State Senators grilled state information technology officials during a hearing last week, as the officials detailed how thousands of state records were accidentally deleted during server maintenance last month, and what’s being done to prevent a similar incident in the future.
"I want to be very clear from the beginning: This was not a data breach. This was not a hack, and it was not a cybersecurity incident compromising any resident data,” Neil Weaver, Secretary of the Office of Administration said at the joint meeting of the Senate Communications & Technology and State Government committees. "This was an incredibly serious human error that I do not take lightly.”
The Office of Administration oversees IT services at dozens of state agencies. On Jan. 3, an employee accidentally deleted data from 77 servers, leading to what Weaver called a "limited data loss incident.”
The data has been recovered for all but one of the servers, but data for two systems used by the Pennsylvania State Police (PSP) and a system used by the State Employees Retirement System (SERS) were on that server and can’t be recovered.
Weaver was joined by the commonwealth’s Chief Information Officer Amaya Capellan and Chief Information Security Officer Jim Sipe in explaining how the data loss occurred. They declined to give specifics about many of the processes and how exactly the incident happened, citing security concerns about divulging too much sensitive information publicly. But Weaver stressed that there was "no evidence to link remote work with this incident.”
The systems that were deleted included one used by PSP to manage case information and log evidence. The SERS system that was deleted was used for its members to log in. SERS said none of its members’ data was accessed or stolen.
Several of the senators expressed frustration about the way state officials had been notified of the incident— four days after it occurred.
"I think you should have been notified immediately,” Sen. Cris Dush (R-Jefferson) told Weaver. Recovery for the other 76 servers had been successful, but when they failed for the last server, he was notified, Weaver said.

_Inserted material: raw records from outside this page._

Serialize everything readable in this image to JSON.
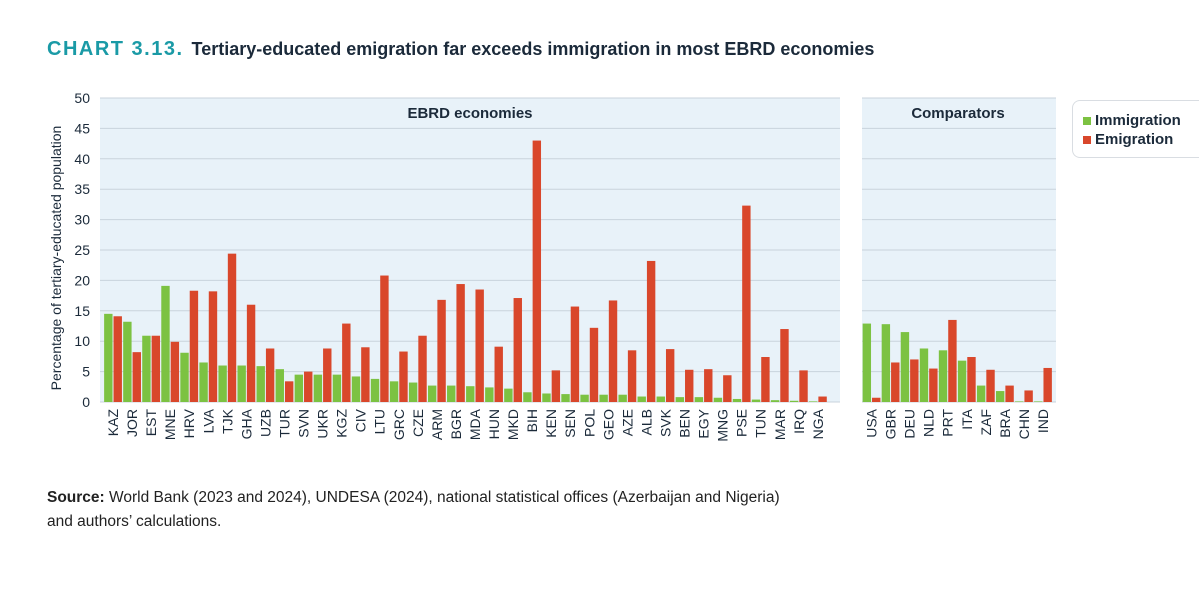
{
  "heading": {
    "chart_number": "CHART 3.13.",
    "title": "Tertiary-educated emigration far exceeds immigration in most EBRD economies"
  },
  "source": {
    "label": "Source:",
    "text": "World Bank (2023 and 2024), UNDESA (2024), national statistical offices (Azerbaijan and Nigeria) and authors’ calculations."
  },
  "colors": {
    "immigration": "#7cc242",
    "emigration": "#d9472b",
    "panel": "#e8f2f9",
    "grid": "#c9d3dc",
    "axis_text": "#1b2a3a"
  },
  "chart_data": {
    "type": "bar",
    "title": "Tertiary-educated emigration far exceeds immigration in most EBRD economies",
    "ylabel": "Percentage of tertiary-educated population",
    "xlabel": "",
    "ylim": [
      0,
      50
    ],
    "yticks": [
      0,
      5,
      10,
      15,
      20,
      25,
      30,
      35,
      40,
      45,
      50
    ],
    "grid": true,
    "legend_position": "top-right",
    "series": [
      {
        "name": "Immigration",
        "key": "immigration"
      },
      {
        "name": "Emigration",
        "key": "emigration"
      }
    ],
    "groups": [
      {
        "name": "EBRD economies",
        "categories": [
          "KAZ",
          "JOR",
          "EST",
          "MNE",
          "HRV",
          "LVA",
          "TJK",
          "GHA",
          "UZB",
          "TUR",
          "SVN",
          "UKR",
          "KGZ",
          "CIV",
          "LTU",
          "GRC",
          "CZE",
          "ARM",
          "BGR",
          "MDA",
          "HUN",
          "MKD",
          "BIH",
          "KEN",
          "SEN",
          "POL",
          "GEO",
          "AZE",
          "ALB",
          "SVK",
          "BEN",
          "EGY",
          "MNG",
          "PSE",
          "TUN",
          "MAR",
          "IRQ",
          "NGA"
        ],
        "immigration": [
          14.5,
          13.2,
          10.9,
          19.1,
          8.1,
          6.5,
          6.0,
          6.0,
          5.9,
          5.4,
          4.5,
          4.5,
          4.5,
          4.2,
          3.8,
          3.4,
          3.2,
          2.7,
          2.7,
          2.6,
          2.4,
          2.2,
          1.6,
          1.4,
          1.3,
          1.2,
          1.2,
          1.2,
          0.9,
          0.9,
          0.8,
          0.8,
          0.7,
          0.5,
          0.4,
          0.3,
          0.2,
          0.1
        ],
        "emigration": [
          14.1,
          8.2,
          10.9,
          9.9,
          18.3,
          18.2,
          24.4,
          16.0,
          8.8,
          3.4,
          5.0,
          8.8,
          12.9,
          9.0,
          20.8,
          8.3,
          10.9,
          16.8,
          19.4,
          18.5,
          9.1,
          17.1,
          43.0,
          5.2,
          15.7,
          12.2,
          16.7,
          8.5,
          23.2,
          8.7,
          5.3,
          5.4,
          4.4,
          32.3,
          7.4,
          12.0,
          5.2,
          0.9
        ]
      },
      {
        "name": "Comparators",
        "categories": [
          "USA",
          "GBR",
          "DEU",
          "NLD",
          "PRT",
          "ITA",
          "ZAF",
          "BRA",
          "CHN",
          "IND"
        ],
        "immigration": [
          12.9,
          12.8,
          11.5,
          8.8,
          8.5,
          6.8,
          2.7,
          1.8,
          0.1,
          0.1
        ],
        "emigration": [
          0.7,
          6.5,
          7.0,
          5.5,
          13.5,
          7.4,
          5.3,
          2.7,
          1.9,
          5.6
        ]
      }
    ]
  }
}
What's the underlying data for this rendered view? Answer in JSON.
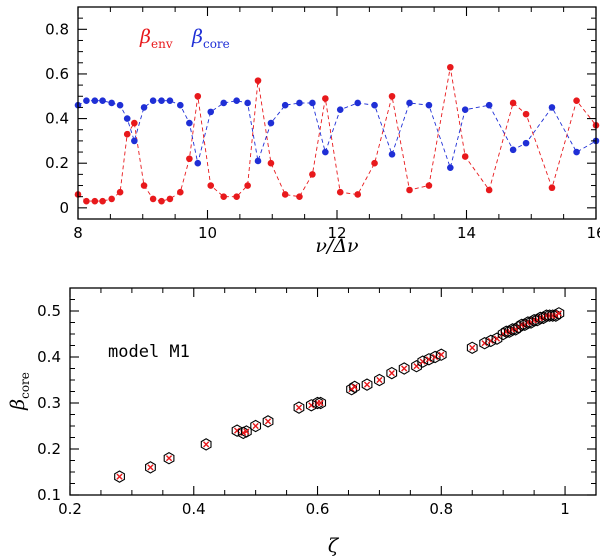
{
  "colors": {
    "env": "#e8191c",
    "core": "#1f2fd6",
    "axis": "#000000",
    "marker": "#000000"
  },
  "chart_data": [
    {
      "type": "line",
      "xlabel": {
        "main": "ν/Δν"
      },
      "ylabel": "",
      "xlim": [
        8,
        16
      ],
      "ylim": [
        -0.05,
        0.9
      ],
      "xticks": [
        8,
        10,
        12,
        14,
        16
      ],
      "yticks": [
        0,
        0.2,
        0.4,
        0.6,
        0.8
      ],
      "legend_position": "top-left",
      "series": [
        {
          "name": "β_env",
          "name_parts": {
            "main": "β",
            "sub": "env"
          },
          "color": "#e8191c",
          "style": "dashed-with-dots",
          "x": [
            8.0,
            8.13,
            8.26,
            8.38,
            8.52,
            8.65,
            8.76,
            8.87,
            9.02,
            9.16,
            9.29,
            9.42,
            9.58,
            9.72,
            9.85,
            10.05,
            10.25,
            10.45,
            10.62,
            10.78,
            10.98,
            11.2,
            11.42,
            11.62,
            11.82,
            12.05,
            12.32,
            12.58,
            12.85,
            13.12,
            13.42,
            13.75,
            13.98,
            14.35,
            14.72,
            14.92,
            15.32,
            15.7,
            16.0
          ],
          "values": [
            0.06,
            0.03,
            0.03,
            0.03,
            0.04,
            0.07,
            0.33,
            0.38,
            0.1,
            0.04,
            0.03,
            0.04,
            0.07,
            0.22,
            0.5,
            0.1,
            0.05,
            0.05,
            0.1,
            0.57,
            0.2,
            0.06,
            0.05,
            0.15,
            0.49,
            0.07,
            0.06,
            0.2,
            0.5,
            0.08,
            0.1,
            0.63,
            0.23,
            0.08,
            0.47,
            0.42,
            0.09,
            0.48,
            0.37
          ]
        },
        {
          "name": "β_core",
          "name_parts": {
            "main": "β",
            "sub": "core"
          },
          "color": "#1f2fd6",
          "style": "dashed-with-dots",
          "x": [
            8.0,
            8.13,
            8.26,
            8.38,
            8.52,
            8.65,
            8.76,
            8.87,
            9.02,
            9.16,
            9.29,
            9.42,
            9.58,
            9.72,
            9.85,
            10.05,
            10.25,
            10.45,
            10.62,
            10.78,
            10.98,
            11.2,
            11.42,
            11.62,
            11.82,
            12.05,
            12.32,
            12.58,
            12.85,
            13.12,
            13.42,
            13.75,
            13.98,
            14.35,
            14.72,
            14.92,
            15.32,
            15.7,
            16.0
          ],
          "values": [
            0.46,
            0.48,
            0.48,
            0.48,
            0.47,
            0.46,
            0.4,
            0.3,
            0.45,
            0.48,
            0.48,
            0.48,
            0.46,
            0.38,
            0.2,
            0.43,
            0.47,
            0.48,
            0.47,
            0.21,
            0.38,
            0.46,
            0.47,
            0.47,
            0.25,
            0.44,
            0.47,
            0.46,
            0.24,
            0.47,
            0.46,
            0.18,
            0.44,
            0.46,
            0.26,
            0.29,
            0.45,
            0.25,
            0.3
          ]
        }
      ]
    },
    {
      "type": "scatter",
      "annotation": "model M1",
      "xlabel": {
        "main": "ζ"
      },
      "ylabel": {
        "main": "β",
        "sub": "core"
      },
      "xlim": [
        0.2,
        1.05
      ],
      "ylim": [
        0.1,
        0.55
      ],
      "xticks": [
        0.2,
        0.4,
        0.6,
        0.8,
        1
      ],
      "yticks": [
        0.1,
        0.2,
        0.3,
        0.4,
        0.5
      ],
      "series": [
        {
          "name": "",
          "marker_outer": "hexagon-open",
          "marker_inner": "x-red",
          "x": [
            0.28,
            0.33,
            0.36,
            0.42,
            0.47,
            0.48,
            0.485,
            0.5,
            0.52,
            0.57,
            0.59,
            0.6,
            0.605,
            0.655,
            0.66,
            0.68,
            0.7,
            0.72,
            0.74,
            0.76,
            0.77,
            0.78,
            0.79,
            0.8,
            0.85,
            0.87,
            0.88,
            0.89,
            0.9,
            0.905,
            0.91,
            0.915,
            0.92,
            0.925,
            0.93,
            0.935,
            0.94,
            0.945,
            0.95,
            0.955,
            0.96,
            0.965,
            0.97,
            0.975,
            0.98,
            0.985,
            0.99
          ],
          "values": [
            0.14,
            0.16,
            0.18,
            0.21,
            0.24,
            0.235,
            0.238,
            0.25,
            0.26,
            0.29,
            0.295,
            0.3,
            0.3,
            0.33,
            0.335,
            0.34,
            0.35,
            0.365,
            0.375,
            0.38,
            0.39,
            0.395,
            0.4,
            0.405,
            0.42,
            0.43,
            0.435,
            0.44,
            0.45,
            0.455,
            0.455,
            0.46,
            0.46,
            0.465,
            0.47,
            0.47,
            0.475,
            0.475,
            0.48,
            0.48,
            0.485,
            0.485,
            0.49,
            0.49,
            0.49,
            0.49,
            0.495
          ]
        }
      ]
    }
  ]
}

Sen. Kristen Phillips-Hill (R-York) said she had called for a restructuring of the Office of Administration, but her requests were met with resistance.
"For years. I have been saying that the mismanagement of the Office of Administration was creating a vulnerable environment for our state,” Phillips-Hill said. "Mr. Secretary, I would contend that things are not going well. And they haven’t been going well for quite some time. And I think that the mismanagement of our state’s information technology is evident.”
Weaver, who was appointed to his current role in January 2023, said he was brought on by the governor to make sure the organization did not operate as it had been.
"I’ve committed to turning this around,” Weaver said. "It is a huge, mammoth, Herculean effort to do that.” He added that a reorganization was underway so the OA "will not be anything like it looks now.”